Los dos meses empleados en resolver el debate que inició la Asamblea Legislativa, sobre cumplir o no una sentencia de la Sala de lo Constitucional, nos llevan a reflexionar sobre la utilización del tiempo en la función pública. Aunque el problema de desobediencia de la Asamblea se ha solucionado positivamente con el acuerdo de votar de nuevo a los magistrados de 2006 y 2012, el tema permanece ocupando el tiempo en el Salón Azul. Siguen hablando del asunto y continúa activa, según afirmaciones de los propios diputados, la comisión que investiga la elección de los magistrados de 2009.
Si algo nos han mostrado estos dos meses de debate entre la Asamblea y la sociedad es lo fácil que pierden el tiempo nuestros diputados. La práctica de caer en discusiones estériles para, al final, hacer lo que se debía no es coherente con las necesidades de un país en desarrollo. El Salvador no puede perder el tiempo dividiéndose en discusiones baratas de poder cuando la pobreza sigue siendo una realidad dramática en su territorio. Una pobreza que es además injusta, que crea unas diferencias sociales abismales, que anula las posibilidades de cohesión social indispensables para el desarrollo y que genera, desde la violencia estructural de nuestra organización social, terribles formas de violencia delictiva.
Aprender del pasado y de la experiencia es una facultad exclusivamente humana. El ejercicio de la razón se monta siempre sobre las experiencias vitales. Y en ese sentido, los salvadoreños, incluidos los diputados, debemos aprender de este pasado inmediato que no debería repetirse.

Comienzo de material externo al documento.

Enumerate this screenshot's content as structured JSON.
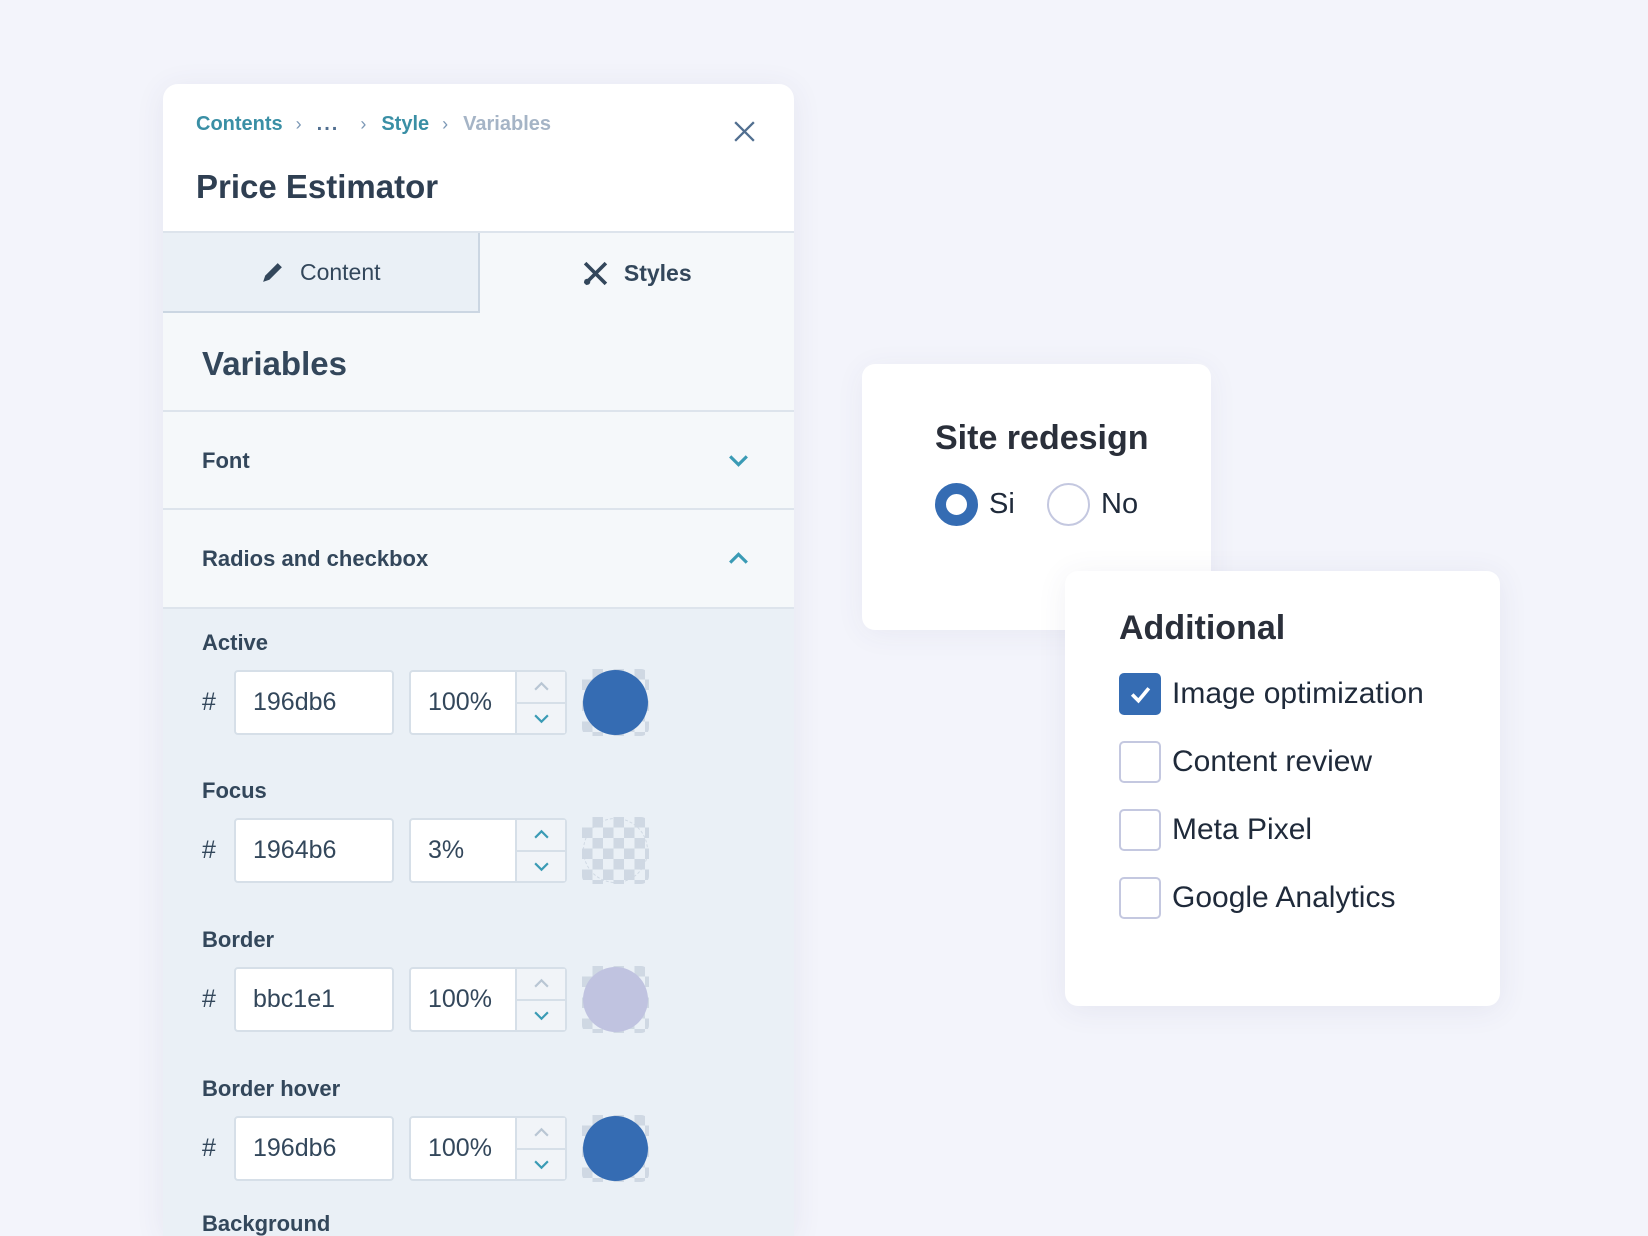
{
  "colors": {
    "accent": "#356cb3",
    "teal": "#3a8fa5",
    "background": "#f3f4fb"
  },
  "panel": {
    "breadcrumbs": [
      {
        "label": "Contents"
      },
      {
        "label": "..."
      },
      {
        "label": "Style"
      },
      {
        "label": "Variables"
      }
    ],
    "title": "Price Estimator",
    "close_icon": "close-icon",
    "tabs": [
      {
        "label": "Content",
        "icon": "pencil-icon",
        "active": false
      },
      {
        "label": "Styles",
        "icon": "brush-tools-icon",
        "active": true
      }
    ],
    "section_title": "Variables",
    "sections": [
      {
        "label": "Font",
        "expanded": false
      },
      {
        "label": "Radios and checkbox",
        "expanded": true
      }
    ],
    "variables": [
      {
        "label": "Active",
        "hash": "#",
        "hex": "196db6",
        "opacity": "100%",
        "swatch": "#356cb3"
      },
      {
        "label": "Focus",
        "hash": "#",
        "hex": "1964b6",
        "opacity": "3%",
        "swatch": "transparent"
      },
      {
        "label": "Border",
        "hash": "#",
        "hex": "bbc1e1",
        "opacity": "100%",
        "swatch": "#c0c3e0"
      },
      {
        "label": "Border hover",
        "hash": "#",
        "hex": "196db6",
        "opacity": "100%",
        "swatch": "#356cb3"
      },
      {
        "label": "Background"
      }
    ]
  },
  "radio_card": {
    "title": "Site redesign",
    "options": [
      {
        "label": "Si",
        "checked": true
      },
      {
        "label": "No",
        "checked": false
      }
    ]
  },
  "checkbox_card": {
    "title": "Additional",
    "options": [
      {
        "label": "Image optimization",
        "checked": true
      },
      {
        "label": "Content review",
        "checked": false
      },
      {
        "label": "Meta Pixel",
        "checked": false
      },
      {
        "label": "Google Analytics",
        "checked": false
      }
    ]
  }
}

No podemos seguir en pleitos de poder. Porque, en realidad, lo que hemos sufrido no han sido conflictos entre órganos del Estado, sino pleitos por el poder de hacer lo que a un grupo o sector le dé la gana. Los políticos, de todos los ámbitos y procedencias ideológicas, y desde tiempos inmemoriales en nuestra historia, están acostumbrados a repartir los puestos públicos como prebendas y regalías entre los amigos supuestamente incondicionales. Y no toleran que esa nefasta tradición la altere o la cuestione nadie. Lo que al pueblo salvadoreño le ha tocado sufrir a causa de esa costumbre es casi incontable. Corrupción, violencia estatal y gubernamental, enriquecimiento de los poderosos basado en el sufrimiento de los débiles, migraciones desatadas, entre otros males, tienen parte de su origen en ese modo de concebir el poder político como hacienda de uso y abuso libre para los amigos.
Esta tendencia debe desaparecer. El FMLN, como partido que dice generar cambios, debería tener más capacidad crítica con sus aliados. Porque precisamente sus aliados son los herederos más directos de esa historia de despojo y de opresión con la que los políticos han manejado la historia y la hacienda de El Salvador. Es cierto que no solo los políticos han abusado de los pobres en nuestra tierra. Militares y potentados económicos han metido su cuchara en la olla nacional y se han servido en su plato hasta dejarla casi vacía para las grandes mayorías. Pero los políticos han sido cómplices tradicionales del abuso y el despojo. Y se han beneficiado de ello, con la misma irresponsabilidad y falta de conciencia con la que se beneficiaban, por ejemplo, los magistrados de la Corte Suprema de Justicia antes de que les redujeran los bonos de gasolina, los tres vehículos a su disposición y otras muchas prebendas. El pueblo salvadoreño está cada vez más harto de ese abuso de los bienes nacionales y de la lentitud con la que caminamos hacia el desarrollo. Por eso, no podemos perder el tiempo en discusiones estériles que al final terminan concluyendo en lo que desde el principio era lógico y justo. Usemos el tiempo en resolver los problemas de pobreza, violencia y desigualdad socioeconómica, obligando con ello a los políticos a buscar y recuperar la dignidad, de la que tanta necesidad tienen ante el pueblo salvadoreño.